Congress must investigate military's use of humanitarian logistics networks in Yemen

The New York Times reported on Tuesday that Scott Darden, an American citizen who served as Yemen country coordinator for logistics firm Transoceanic Development, maintained secret ties to the United States military during his time in Yemen.

Darden, who was detained for several months by the Houthi militia in 2015, worked on behalf of the New Orleans-based company to manage shipments for humanitarian organizations including UNICEF and ICRC. He also oversaw Transoceanic’s offices in San’a, Aden, and al-Hudaydah. At the same time, he and his employer secretly worked with the American military to assist with logistics for Special Operations units.

The use of humanitarian aid work as a cover for military and intelligence operations jeopardizes aid organizations’ access to conflict zones. Although Transoceanic Development is a logistics firm, rather than an aid organization, its actions in Yemen raise serious concerns. Reaching Yemenis in need of assistance has long been a significant challenge for humanitarian agencies, and the US military’s use of contractors that also work with aid groups exacerbates that difficulty by reducing Yemeni actors’ trust in such organizations. The American armed forces are already involved in the Yemeni conflict through their backing of the Saudi-led coalition, which has obstructed humanitarian and commercial shipments into Yemen.
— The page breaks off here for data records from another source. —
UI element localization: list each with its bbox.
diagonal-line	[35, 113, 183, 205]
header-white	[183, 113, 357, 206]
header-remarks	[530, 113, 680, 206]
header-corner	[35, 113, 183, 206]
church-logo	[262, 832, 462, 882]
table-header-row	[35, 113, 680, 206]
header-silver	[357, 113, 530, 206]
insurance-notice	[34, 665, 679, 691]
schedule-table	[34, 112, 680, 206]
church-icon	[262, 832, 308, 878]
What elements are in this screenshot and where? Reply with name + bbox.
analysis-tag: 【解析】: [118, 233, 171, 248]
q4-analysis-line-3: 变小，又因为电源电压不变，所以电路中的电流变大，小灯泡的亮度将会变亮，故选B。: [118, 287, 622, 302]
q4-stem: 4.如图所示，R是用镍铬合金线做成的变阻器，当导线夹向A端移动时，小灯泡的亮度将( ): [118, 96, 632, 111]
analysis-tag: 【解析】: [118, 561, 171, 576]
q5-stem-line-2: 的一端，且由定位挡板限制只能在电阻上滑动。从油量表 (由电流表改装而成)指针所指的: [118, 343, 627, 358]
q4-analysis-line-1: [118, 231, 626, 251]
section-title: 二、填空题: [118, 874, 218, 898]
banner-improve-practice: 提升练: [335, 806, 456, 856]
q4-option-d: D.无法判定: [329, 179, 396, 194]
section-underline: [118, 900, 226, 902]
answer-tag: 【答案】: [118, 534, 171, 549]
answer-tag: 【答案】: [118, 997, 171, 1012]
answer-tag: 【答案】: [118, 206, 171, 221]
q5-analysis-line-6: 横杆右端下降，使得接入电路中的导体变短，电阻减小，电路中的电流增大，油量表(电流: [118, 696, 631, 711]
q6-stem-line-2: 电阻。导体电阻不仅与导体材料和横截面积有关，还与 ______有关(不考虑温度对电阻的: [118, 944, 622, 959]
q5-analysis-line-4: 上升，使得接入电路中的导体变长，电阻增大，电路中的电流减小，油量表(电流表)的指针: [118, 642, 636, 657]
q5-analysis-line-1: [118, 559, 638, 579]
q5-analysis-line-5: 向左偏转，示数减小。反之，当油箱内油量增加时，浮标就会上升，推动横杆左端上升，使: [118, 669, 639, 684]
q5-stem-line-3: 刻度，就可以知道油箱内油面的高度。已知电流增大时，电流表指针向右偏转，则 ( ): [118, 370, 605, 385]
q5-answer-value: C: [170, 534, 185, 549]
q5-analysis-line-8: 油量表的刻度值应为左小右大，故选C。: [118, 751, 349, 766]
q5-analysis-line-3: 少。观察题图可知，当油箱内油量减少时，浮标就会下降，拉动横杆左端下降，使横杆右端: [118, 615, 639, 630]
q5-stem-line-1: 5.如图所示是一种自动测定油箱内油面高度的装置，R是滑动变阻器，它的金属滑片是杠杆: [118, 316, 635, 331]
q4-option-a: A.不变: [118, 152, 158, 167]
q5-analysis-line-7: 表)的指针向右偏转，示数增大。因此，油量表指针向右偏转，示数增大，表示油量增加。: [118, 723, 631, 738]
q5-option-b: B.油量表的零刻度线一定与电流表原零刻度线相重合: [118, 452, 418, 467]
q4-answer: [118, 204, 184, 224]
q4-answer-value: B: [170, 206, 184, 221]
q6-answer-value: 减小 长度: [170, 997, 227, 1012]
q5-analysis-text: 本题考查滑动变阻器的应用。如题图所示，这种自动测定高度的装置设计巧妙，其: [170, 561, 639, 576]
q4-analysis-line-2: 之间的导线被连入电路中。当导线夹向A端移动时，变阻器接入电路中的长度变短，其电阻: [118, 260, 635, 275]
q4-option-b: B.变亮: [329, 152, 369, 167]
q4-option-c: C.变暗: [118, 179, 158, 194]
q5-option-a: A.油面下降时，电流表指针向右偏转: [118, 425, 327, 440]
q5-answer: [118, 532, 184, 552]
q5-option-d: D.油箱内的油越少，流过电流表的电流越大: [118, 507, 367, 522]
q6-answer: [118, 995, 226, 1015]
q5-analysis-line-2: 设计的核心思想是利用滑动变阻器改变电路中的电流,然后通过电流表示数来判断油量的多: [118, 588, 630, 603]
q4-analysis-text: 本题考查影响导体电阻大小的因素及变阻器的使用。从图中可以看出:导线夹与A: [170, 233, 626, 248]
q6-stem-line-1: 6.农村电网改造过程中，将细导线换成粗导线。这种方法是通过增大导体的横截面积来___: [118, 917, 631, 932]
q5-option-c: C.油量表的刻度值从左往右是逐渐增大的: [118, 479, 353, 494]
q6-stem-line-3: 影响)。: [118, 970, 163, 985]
The military’s relationship with Transoceanic could further undermine these vital relief efforts, as millions of lives hang in the balance.

The YPP calls upon Congress to prohibit the use of humanitarian cover for military and intelligence operations, and investigate the role of Transoceanic and similar logistics companies to ensure that arrangements like those uncovered by the New York Times do not violate US or international law, or jeopardize humanitarian assistance efforts in Yemen.